Yet liberals did not exactly rally to the cause of disobedience. If
anything, many seem even more committed than ever to their own
anxieties, considering how crucial obedience has been (at least
according to liberal orthodoxy) to advancing civil rights in the face
of sometimes recalcitrant political forces. The recent disciplining of
the Alabama legislature, after it pushed back on a federal court
decision invalidating its racially gerrymandered system, provides a
case in point.

Conservatives and liberals alike, then, have contributed to a popular
narrative of a “norm of compliance” across U.S. history, a
narrative that functions to make disobedience seem unthinkable. But
this narrative is false. It obscures the reality of ordinary
noncompliance that has, past and present, defined the scope of
judicial authority.

Opposition to the Supreme Court has occurred in myriad forms. Feigning
horror at the idea is a con, and a pernicious one at that. To pretend
like there aren’t multiple styles of noncompliance gives the
impression that resistance is beyond the pale. This, in turn, prevents
us from seeing how noncompliance has already escalated, and from
grasping lucidly the possibility and the stakes of taking it further.
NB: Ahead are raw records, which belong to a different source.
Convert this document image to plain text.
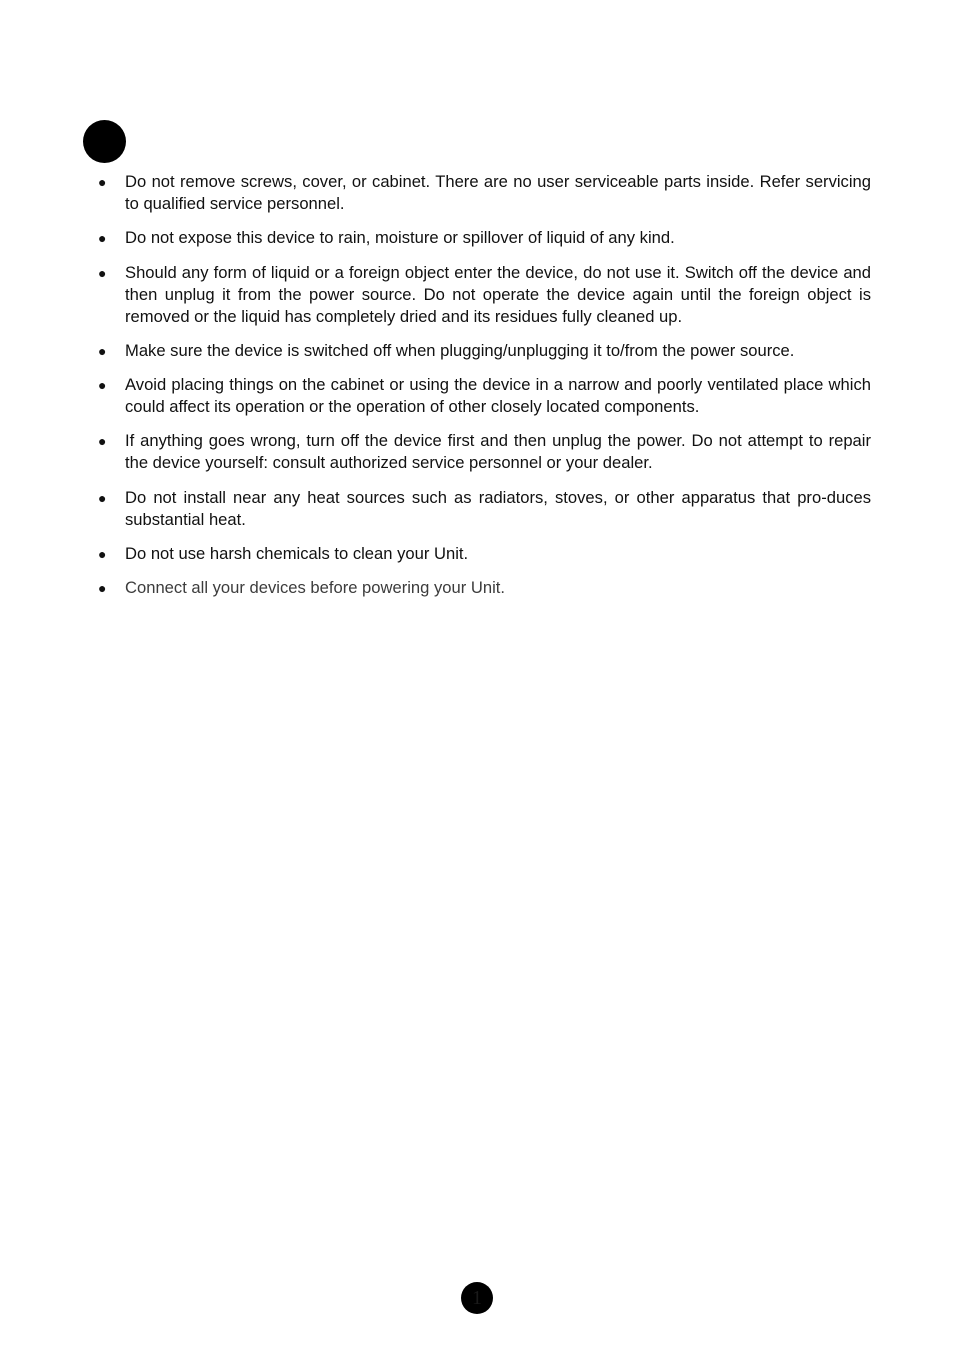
● Do not remove screws, cover, or cabinet. There are no user serviceable parts inside. Refer servicing to qualified service personnel.
● Do not expose this device to rain, moisture or spillover of liquid of any kind.
● Should any form of liquid or a foreign object enter the device, do not use it. Switch off the device and then unplug it from the power source. Do not operate the device again until the foreign object is removed or the liquid has completely dried and its residues fully cleaned up.
● Make sure the device is switched off when plugging/unplugging it to/from the power source.
● Avoid placing things on the cabinet or using the device in a narrow and poorly ventilated place which could affect its operation or the operation of other closely located components.
● If anything goes wrong, turn off the device first and then unplug the power. Do not attempt to repair the device yourself: consult authorized service personnel or your dealer.
● Do not install near any heat sources such as radiators, stoves, or other apparatus that pro-duces substantial heat.
● Do not use harsh chemicals to clean your Unit.
● Connect all your devices before powering your Unit.
1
Presidents have not openly_ _defied a federal court order since the
turn of the twentieth century, but the record of open presidential
defiance goes back to the beginning of U.S. history. And it is morally
complicated.

In _Marbury v. Madison_—the 1803 decision widely, if erroneously,
understood to have established the power of judicial review for
federal courts—Thomas Jefferson credibly threatened to defy any
judicial order instructing his secretary of state to install
opposition party member William Marbury as justice of the peace in
Washington, D.C. (Jefferson also reportedly promised retaliation,
including but not limited to judicial impeachment.) Almost thirty
years later, Andrew Jackson purportedly refused to assist with
enforcing the Supreme Court’s order to release a state prisoner
in _Worcester v. Georgia_, the case associated with the apocryphal
quotation, “John Marshall has made his decision, now let him enforce
it.” And three decades after that, in _Ex parte
Merryman_,_ _Abraham Lincoln famously defied a judicial order issued
by Chief Justice Roger Taney to release a suspected secessionist from
federal custody.

But this form of confrontation subsided. In the twentieth century,
Franklin Delano Roosevelt twice threatened defiance: first in response
to a series of court challenges to his decision to take the country
off of the gold standard, then when his use of military tribunals for
alleged Nazi saboteurs was questioned. The Supreme Court gave way in
both instances. No president has challenged the court in this manner
since.

Whether or not these examples are “chilling,” in conservative
professor Jonathan Turley’s words, they show that open defiance of
federal court orders by presidents has become a rarity. Acknowledging
that flagrant challenge to judicial authority is the exception,
though, is not the same as conceding strict presidential (or, for that
matter, congressional) compliance as the rule. Focusing on the most
flagrant episodes of defiance ignores everyday, ordinary
noncompliance.

Ordinary noncompliance takes different forms, including legalistic
ones that circumvent orders under the cover of obedience. It is common
for policymakers to push back against judicial decisions by using
workarounds. For example, ever since the court declared racial quotas
unconstitutional in _Regents of the University of California v.
Bakke_ (1978), selective state universities have used “holistic”
assessments of applicants to approximate the same racial and ethnic
compositions that the use of quotas would’ve reached. Those
institutions appear ready to do the same going forward—at the
justices’ invitation, seemingly—using “personal statements,”
notwithstanding the court’s even harsher renunciation of affirmative
action in _Students for Fair Admissions, Inc. v. University of North
Carolina_. (So too private universities operating under supervision of
the Department of Education following _Students for Fair Admissions,
Inc. v. President and Fellows of Harvard College_.)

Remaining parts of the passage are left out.